En y entrant, j’avais espéré y trouver un havre de paix, mais cinq semaines plus tard, après ces trente-cinq interminables jours de frustration alimentaire, livrée à moi-même et reboostée comme jamais pour devenir plus maigre en mangeant plus et e vomissant, je me suis retrouvée dans le chaos le plus complet.

À l’instar de la prison, dont on sait combien la gestion de la sortie est primordiale et déterminante pour éviter la rechute, l’hospitalisation devrait aussi, et surtout, se concentrer sur l’après.

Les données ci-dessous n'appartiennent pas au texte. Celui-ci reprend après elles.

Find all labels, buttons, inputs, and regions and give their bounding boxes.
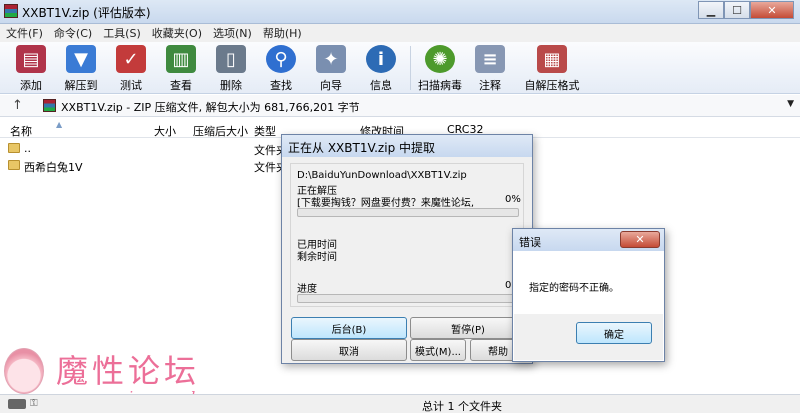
error-message: 指定的密码不正确。: [529, 283, 619, 294]
error-dialog-titlebar: 错误 ✕: [513, 229, 664, 251]
menu-help[interactable]: 帮助(H): [263, 25, 302, 41]
title-bar: XXBT1V.zip (评估版本) ▁ ☐ ✕: [0, 0, 800, 24]
status-text: 总计 1 个文件夹: [422, 400, 502, 413]
tool-add-button[interactable]: ▤ 添加: [8, 42, 54, 93]
menu-command[interactable]: 命令(C): [54, 25, 92, 41]
archive-icon: [43, 99, 56, 112]
menu-tools[interactable]: 工具(S): [103, 25, 141, 41]
extract-dialog-title: 正在从 XXBT1V.zip 中提取: [288, 141, 435, 155]
window-title: XXBT1V.zip (评估版本): [22, 6, 151, 20]
tool-label: 查看: [170, 79, 192, 92]
extract-folder-icon: ▼: [66, 45, 96, 73]
tool-label: 信息: [370, 79, 392, 92]
error-dialog: 错误 ✕ 指定的密码不正确。 确定: [512, 228, 665, 362]
magnifier-icon: ⚲: [266, 45, 296, 73]
column-name[interactable]: 名称: [10, 123, 32, 139]
test-clipboard-icon: ✓: [116, 45, 146, 73]
menu-bar: 文件(F) 命令(C) 工具(S) 收藏夹(O) 选项(N) 帮助(H): [0, 24, 800, 42]
sfx-archive-icon: ▦: [537, 45, 567, 73]
view-book-icon: ▥: [166, 45, 196, 73]
extract-dialog-titlebar: 正在从 XXBT1V.zip 中提取: [282, 135, 532, 157]
key-icon: ⚿: [30, 398, 38, 409]
column-type[interactable]: 类型: [254, 123, 276, 139]
progress-label: 进度: [297, 284, 317, 295]
mode-button[interactable]: 模式(M)...: [410, 339, 466, 361]
menu-file[interactable]: 文件(F): [6, 25, 43, 41]
tool-comment-button[interactable]: ≡ 注释: [467, 42, 513, 93]
tool-wizard-button[interactable]: ✦ 向导: [308, 42, 354, 93]
archive-path: D:\BaiduYunDownload\XXBT1V.zip: [297, 170, 467, 181]
menu-options[interactable]: 选项(N): [213, 25, 252, 41]
virus-scan-icon: ✺: [425, 45, 455, 73]
tool-label: 注释: [479, 79, 501, 92]
tool-sfx-button[interactable]: ▦ 自解压格式: [517, 42, 587, 93]
pause-button[interactable]: 暂停(P): [410, 317, 526, 339]
up-arrow-icon[interactable]: ↑: [12, 98, 23, 113]
toolbar-separator: [410, 46, 411, 90]
menu-favorites[interactable]: 收藏夹(O): [152, 25, 202, 41]
extract-dialog-body: D:\BaiduYunDownload\XXBT1V.zip 正在解压 [下载要…: [290, 163, 524, 307]
mascot-icon: [4, 348, 44, 394]
folder-icon: [8, 160, 20, 170]
status-bar: ⚿ 总计 1 个文件夹: [0, 394, 800, 413]
window-controls: ▁ ☐ ✕: [698, 1, 794, 19]
tool-test-button[interactable]: ✓ 测试: [108, 42, 154, 93]
cancel-button[interactable]: 取消: [291, 339, 407, 361]
column-packed[interactable]: 压缩后大小: [193, 123, 248, 139]
current-file: [下载要掏钱？网盘要付费？来魔性论坛,: [297, 198, 475, 209]
drive-icon: [8, 399, 26, 409]
tool-virus-scan-button[interactable]: ✺ 扫描病毒: [417, 42, 463, 93]
watermark-title: 魔性论坛: [56, 352, 201, 390]
error-dialog-footer: 确定: [514, 314, 663, 360]
tool-label: 自解压格式: [524, 79, 580, 92]
trash-icon: ▯: [216, 45, 246, 73]
tool-info-button[interactable]: i 信息: [358, 42, 404, 93]
maximize-button[interactable]: ☐: [724, 1, 750, 19]
tool-label: 向导: [320, 79, 342, 92]
tool-label: 添加: [20, 79, 42, 92]
tool-label: 扫描病毒: [418, 79, 462, 92]
extract-dialog: 正在从 XXBT1V.zip 中提取 D:\BaiduYunDownload\X…: [281, 134, 533, 364]
tool-find-button[interactable]: ⚲ 查找: [258, 42, 304, 93]
ok-button[interactable]: 确定: [576, 322, 652, 344]
wizard-wand-icon: ✦: [316, 45, 346, 73]
file-progress-bar: [297, 208, 519, 217]
tool-label: 解压到: [64, 79, 98, 92]
info-icon: i: [366, 45, 396, 73]
chevron-down-icon[interactable]: ▼: [787, 99, 794, 109]
remaining-time-label: 剩余时间: [297, 252, 337, 263]
add-archive-icon: ▤: [16, 45, 46, 73]
toolbar: ▤ 添加 ▼ 解压到 ✓ 测试 ▥ 查看 ▯ 删除 ⚲ 查找 ✦ 向导 i 信息…: [0, 42, 800, 94]
minimize-button[interactable]: ▁: [698, 1, 724, 19]
file-name: ..: [24, 142, 31, 155]
tool-delete-button[interactable]: ▯ 删除: [208, 42, 254, 93]
folder-up-icon: [8, 143, 20, 153]
error-dialog-title: 错误: [519, 236, 541, 249]
address-bar: ↑ XXBT1V.zip - ZIP 压缩文件, 解包大小为 681,766,2…: [0, 95, 800, 117]
column-size[interactable]: 大小: [154, 123, 176, 139]
file-name: 西希白兔1V: [24, 161, 83, 174]
tool-view-button[interactable]: ▥ 查看: [158, 42, 204, 93]
winrar-app-icon: [4, 4, 18, 18]
error-close-button[interactable]: ✕: [620, 231, 660, 248]
file-percent: 0%: [505, 194, 521, 205]
address-text: XXBT1V.zip - ZIP 压缩文件, 解包大小为 681,766,201…: [61, 101, 360, 114]
close-button[interactable]: ✕: [750, 1, 794, 19]
tool-label: 删除: [220, 79, 242, 92]
background-button[interactable]: 后台(B): [291, 317, 407, 339]
overall-progress-bar: [297, 294, 519, 303]
comment-icon: ≡: [475, 45, 505, 73]
tool-label: 查找: [270, 79, 292, 92]
tool-label: 测试: [120, 79, 142, 92]
tool-extract-button[interactable]: ▼ 解压到: [58, 42, 104, 93]
sort-arrow-icon: ▲: [56, 120, 63, 129]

Quelles seront les vraies motivations qui vont permettre de garder le cap ? À Saint-Jacques, ma vie se limitait à dormir, manger et lire pour essayer de faire passer le temps. La décision de me déscolariser « pour mon bien », pour m’éviter toute pression supplémentaire, m’apparaissait bonne sur le coup. Mais en y réfléchissant, je constate combien le vide qui m’attendait dehors m’a été tout aussi néfaste.

J’arrivais bientôt sur mes 18 ans et l’avenir me terrorisait. Je ne possédais aucune perspective intéressante, aucun but vers lequel me diriger, aucun objectif à atteindre, ni aucun défi à relever. Vouloir guérir une personne de ses T.C.A. en omettant de préparer son futur est aussi efficace que d’apposer un plâtre sur une jambe de bois. Je ne possédais aucune raison valable de me lever le matin. Ma vie n’avait tout simplement pas de sens.

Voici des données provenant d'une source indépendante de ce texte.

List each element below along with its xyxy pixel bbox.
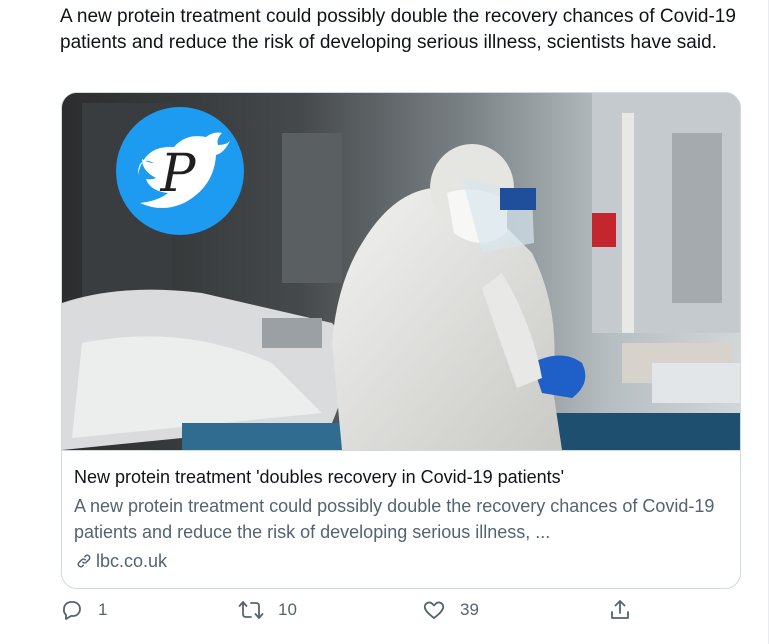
card-domain-text: lbc.co.uk [96,551,168,571]
retweet-button[interactable]: 10 [238,598,297,622]
action-bar: 1 10 39 [60,598,660,634]
tweet-frame: A new protein treatment could possibly d… [0,0,769,644]
card-description: A new protein treatment could possibly d… [74,496,715,542]
retweet-icon [238,601,264,619]
share-icon [611,600,629,619]
reply-count: 1 [98,600,108,619]
tweet-text: A new protein treatment could possibly d… [60,6,736,53]
twitter-p-logo-icon: P [116,107,244,235]
like-count: 39 [460,600,479,619]
card-image[interactable]: P [62,93,740,450]
retweet-count: 10 [278,600,297,619]
share-button[interactable] [608,598,632,622]
link-icon [77,554,91,568]
heart-icon [423,601,445,619]
like-button[interactable]: 39 [422,598,479,622]
card-body: New protein treatment 'doubles recovery … [62,450,740,573]
link-card[interactable]: P New protein treatment 'doubles recover… [61,92,741,589]
card-domain[interactable]: lbc.co.uk [74,549,728,573]
logo-letter: P [160,144,197,204]
reply-icon [63,601,81,620]
reply-button[interactable]: 1 [60,598,107,622]
card-title[interactable]: New protein treatment 'doubles recovery … [74,465,728,489]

Alors, je suis ressortie de Saint-Jacques comme j’y étais entrée, déséquilibrée et instable. J’ai maintenu la façade pendant quelques semaines avant de replonger violemment dans mes T.CA. Les gens me croyaient guérie mais je me cachais, toujours par peur des jugements, et je nourrissais une honte toujours plus grande d’être celle que j’étais devenue. J’allais toujours aussi mal, voire encore un peu plus, mais je me suis convaincue que ma guérison s’apparentait à une utopie et qu’à ce titre, j’allais devoir vivre ainsi, à me faire vomir quotidiennement, durant le reste de ma vie.

Mais vous qui me lisez, dans l’espoir de trouver une solution à vos problèmes, sachez que la honte doit changer de camp. Vous n’avez pas à vous sentir coupable, sale et honteux d’être tombé dans les T.C.A. Si votre entourage vous juge et vous regarde de travers, pardonnez-lui cette incompréhension liée à la désinformation au sujet de la santé mentale. Et souvenez-vous que votre douleur est légitime et a besoin d’être entendue. Tournez-vous dès à présent vers des personnes compétentes, qui sauront voir la courageuse personne que vous êtes actuellement.